Meermalen reeds las ik in Vlaamsche en hollandsche dagbladen de aankondiging van het volgend Taal- en letterkundig Congres[1] nog dit jaar te Brugge te houden. Daartoe zouden de Heeren N. De Pauw en de professoren I. Sabbe en A. Nelis gelast zijn de plaatselijke inrigtingscommissie te benoemen. Van die laatste Commissie is mij echter tot nu toe niets bekend.
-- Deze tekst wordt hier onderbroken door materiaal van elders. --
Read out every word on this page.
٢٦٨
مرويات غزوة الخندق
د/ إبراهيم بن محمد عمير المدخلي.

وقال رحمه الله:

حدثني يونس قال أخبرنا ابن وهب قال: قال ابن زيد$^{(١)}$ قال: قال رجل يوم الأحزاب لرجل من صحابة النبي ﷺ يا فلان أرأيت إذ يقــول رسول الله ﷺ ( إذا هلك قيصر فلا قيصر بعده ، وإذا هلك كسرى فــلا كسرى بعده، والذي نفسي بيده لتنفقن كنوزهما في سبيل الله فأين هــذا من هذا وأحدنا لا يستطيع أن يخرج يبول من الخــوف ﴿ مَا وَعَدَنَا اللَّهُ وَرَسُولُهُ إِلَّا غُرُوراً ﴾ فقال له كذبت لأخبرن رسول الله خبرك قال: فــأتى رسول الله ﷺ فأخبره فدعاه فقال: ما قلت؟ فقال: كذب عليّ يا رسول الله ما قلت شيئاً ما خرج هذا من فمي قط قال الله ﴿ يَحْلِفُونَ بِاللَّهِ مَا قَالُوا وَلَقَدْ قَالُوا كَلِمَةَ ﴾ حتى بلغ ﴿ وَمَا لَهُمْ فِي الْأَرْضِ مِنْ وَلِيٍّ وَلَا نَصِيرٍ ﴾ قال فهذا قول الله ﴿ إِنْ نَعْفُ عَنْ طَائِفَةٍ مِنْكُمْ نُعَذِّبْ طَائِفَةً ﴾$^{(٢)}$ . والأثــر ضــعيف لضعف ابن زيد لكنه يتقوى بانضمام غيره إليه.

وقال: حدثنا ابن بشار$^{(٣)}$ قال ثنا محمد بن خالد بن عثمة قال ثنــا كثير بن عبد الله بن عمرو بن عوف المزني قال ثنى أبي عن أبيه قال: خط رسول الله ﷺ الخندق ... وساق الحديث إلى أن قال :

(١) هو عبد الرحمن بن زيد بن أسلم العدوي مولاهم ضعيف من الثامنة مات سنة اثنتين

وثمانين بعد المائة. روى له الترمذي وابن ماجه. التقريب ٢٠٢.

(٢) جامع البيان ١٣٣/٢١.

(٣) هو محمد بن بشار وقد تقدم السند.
Waar gij, Zeer Eerwaarde Heer, ter plaatse zijt, ware het mij aangenaam van U te vernemen of gezegde Commissie zich op politiek gebied neutraal houdt, zoo als 't passen zou; dan wel, of zij de voorloopige weerspiegeling is van 't geen het Congres zijn zou: eene letterkundige bijeenkomst, met liberale politiek-saus overgoten. In zulk geval zou ik mij evenzeer onthouden van alle deelneming, als ik mij onthield deel te nemen aan beide vorige Congressen[2] Bij het lezen der drie hierboven genoemde namen, beken ik toch gaarne met den fabeldichter:
"Ce sac enfariné ne me dit rien qui vaille."[3]Einde dezer maand of in 't begin van April (niet den eersten dita[4]) ziet mijn zevende boekdeel - Poëzij en Lettercritiek - het licht, en zal 't mij eer en tevens genoegen zijn Uw WelEerwaarden daarvan een' afdruk aan te bieden.